Flossy was tolerably self-confident. She had a good voice and ear, and she sang her Italian better than is usual with young ladies, sure of applause at the end. She little knew how her first notes startled two of her audience. James gave a great jump. “Profanation!” he murmured, as he thought of the exquisite voice and accent in which he had last heard the words uttered, of the lovely scared eyes that had so belied their meaning. Jem smiled and sighed and drew nearer to listen, full of the “associations” of the song, even while he glanced round to see how his brother had taken it.
There is a vast gulf between passion and sentiment, and Hugh was too much under the dominion of the one to endure the other. He did not wait for the second line of the song, but turned and escaped from it out into the warm twilight garden, where the clear, strong notes pursued him relentlessly. He sat down on a bench and hid his face in his hands. “Violante! Violante!” he cried, half aloud. “Oh, what a fool I was not to wait one moment longer! Then I should have been sure! What is the use of it all – ” And then Hugh got up and laughed, keenly conscious of the absurdity of sitting here in his dress-coat lamenting; hating himself for his folly, and yet haunted by the old, soft accents: “I was frightened, Signor Hugo.”
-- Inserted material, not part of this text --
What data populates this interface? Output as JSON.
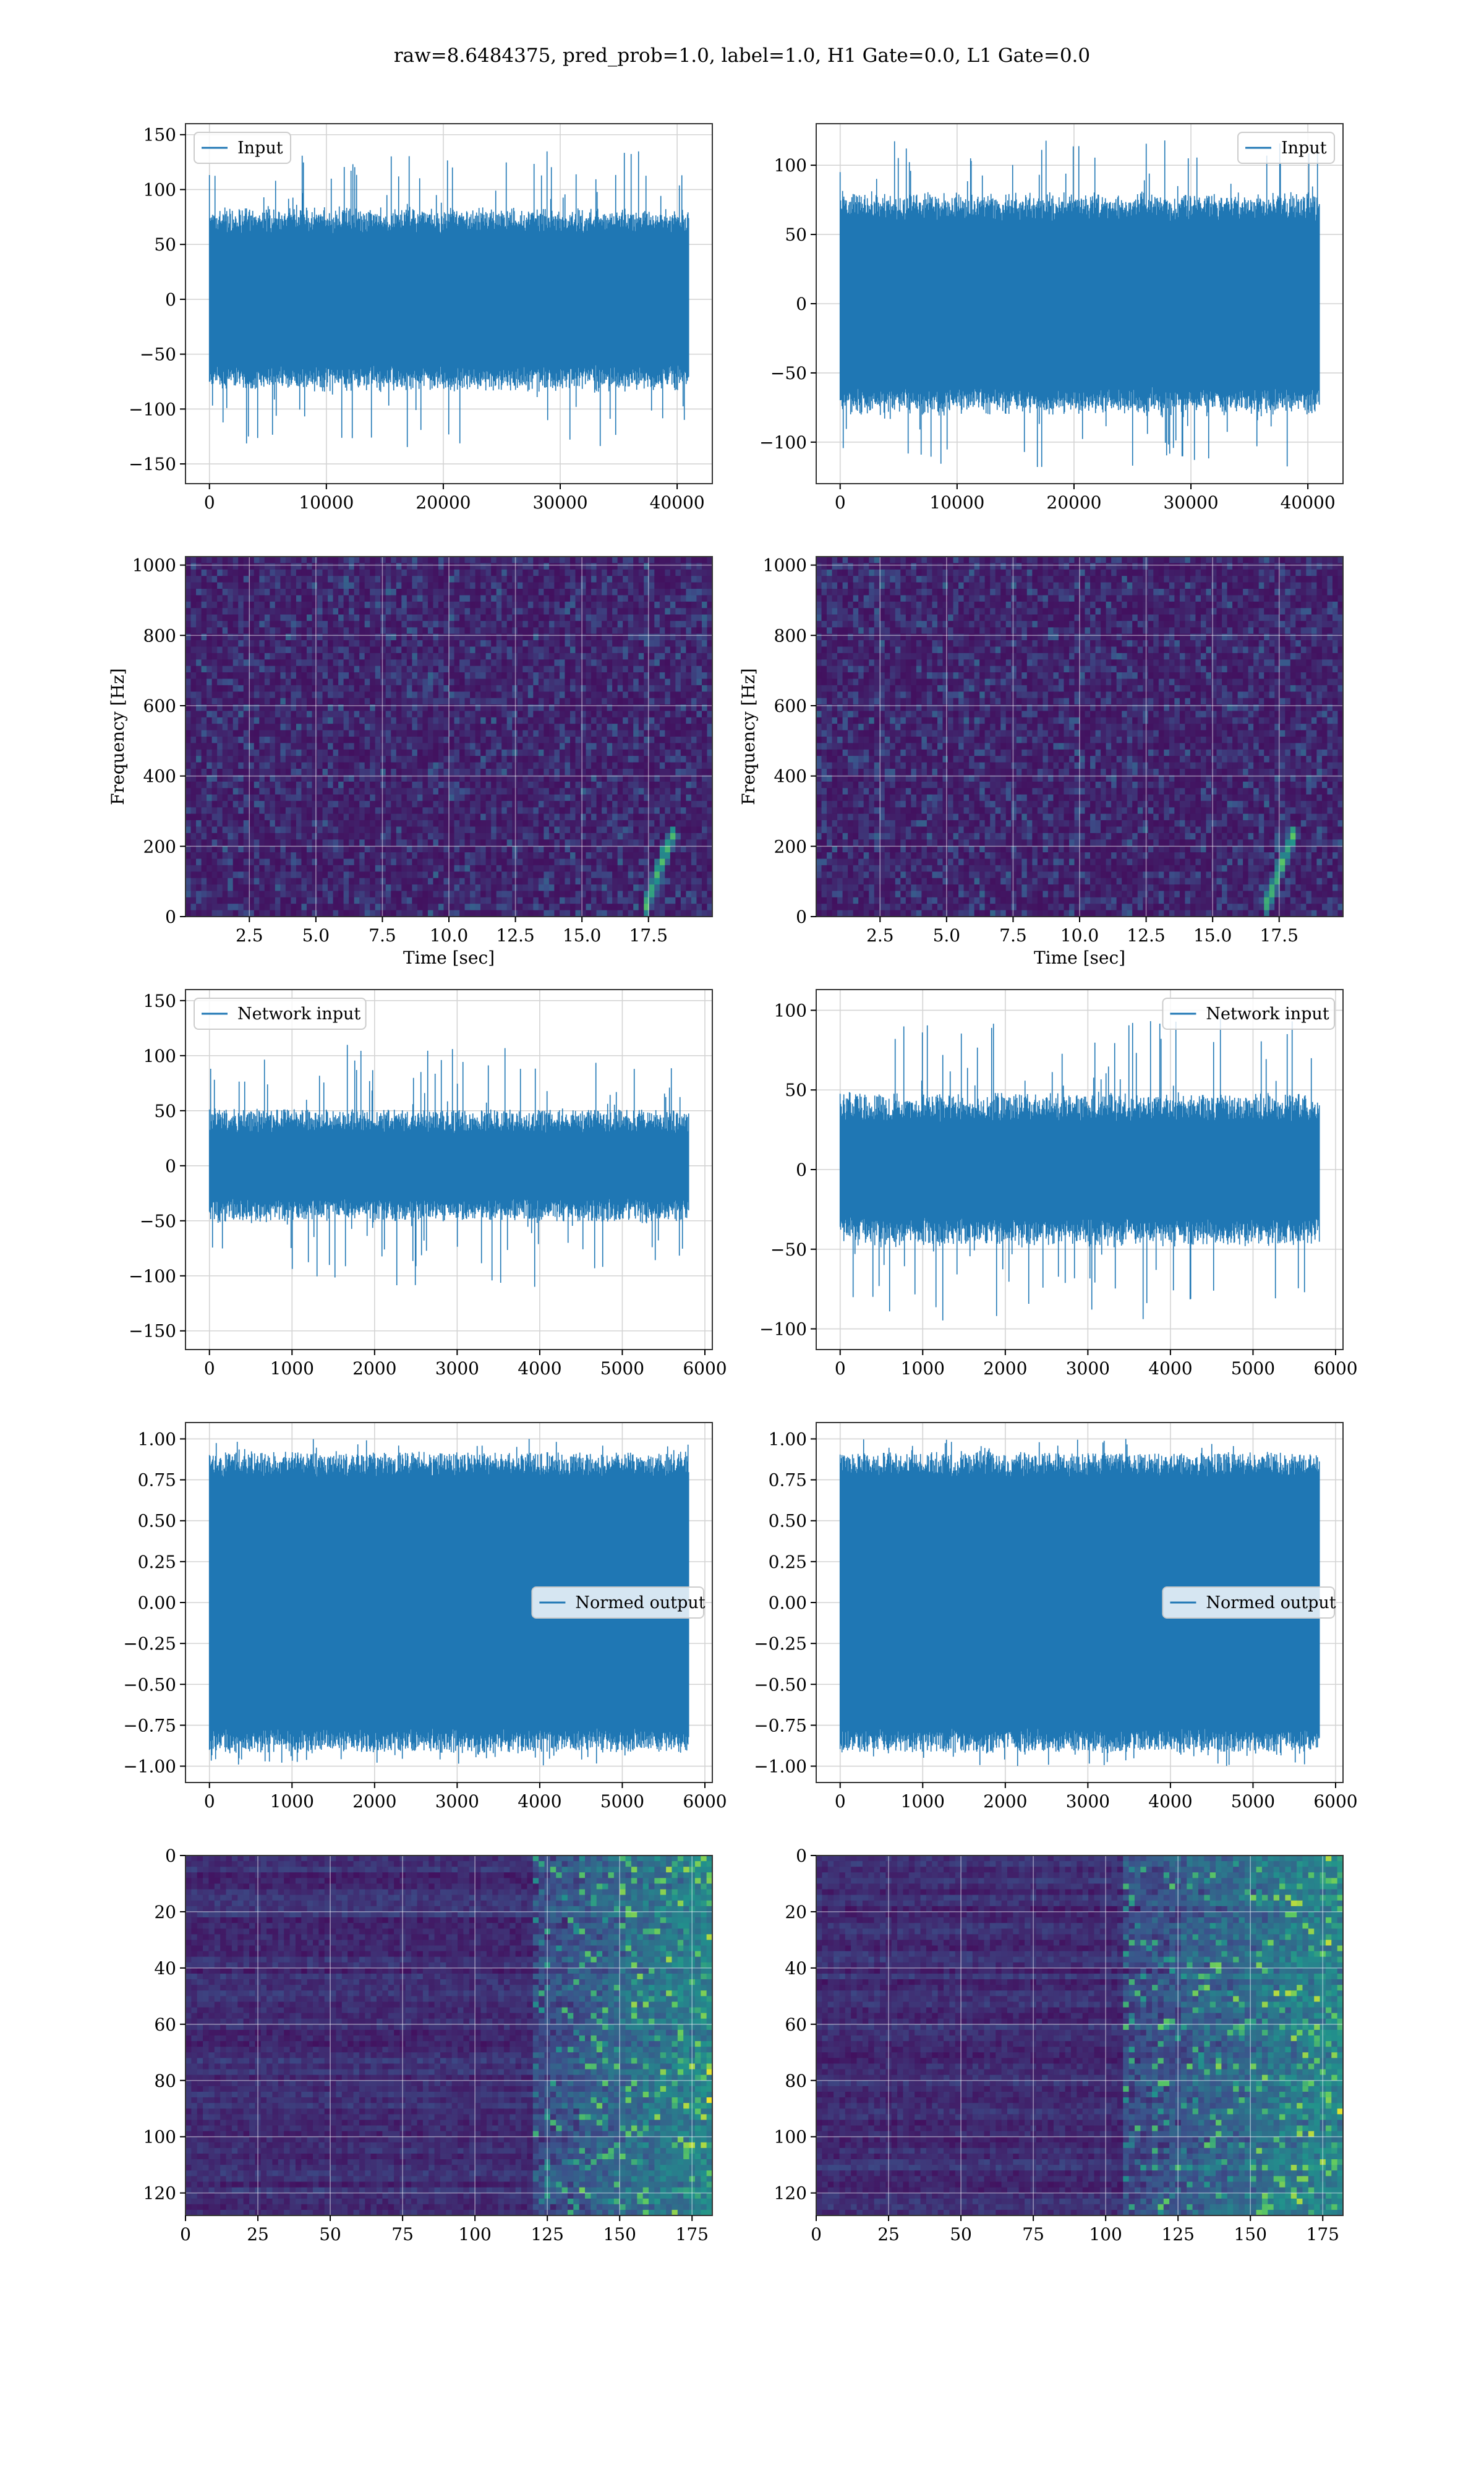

Suddenly the quiet garden seemed filled with chattering and laughing. All the younger ones had streamed out on to the terrace, and were wandering about in twos and threes. Arthur had Mysie to himself at last, and as they wandered past Hugh’s hiding-place, he heard her say, mischievously, something about “Katie’s charming conversation,” and Arthur retort with “That curate that was sitting by you;” and then she threw a rose at him and they both laughed, till Hugh muttered passionately to himself: “I wish I had never got to hear them play the fool and laugh again.”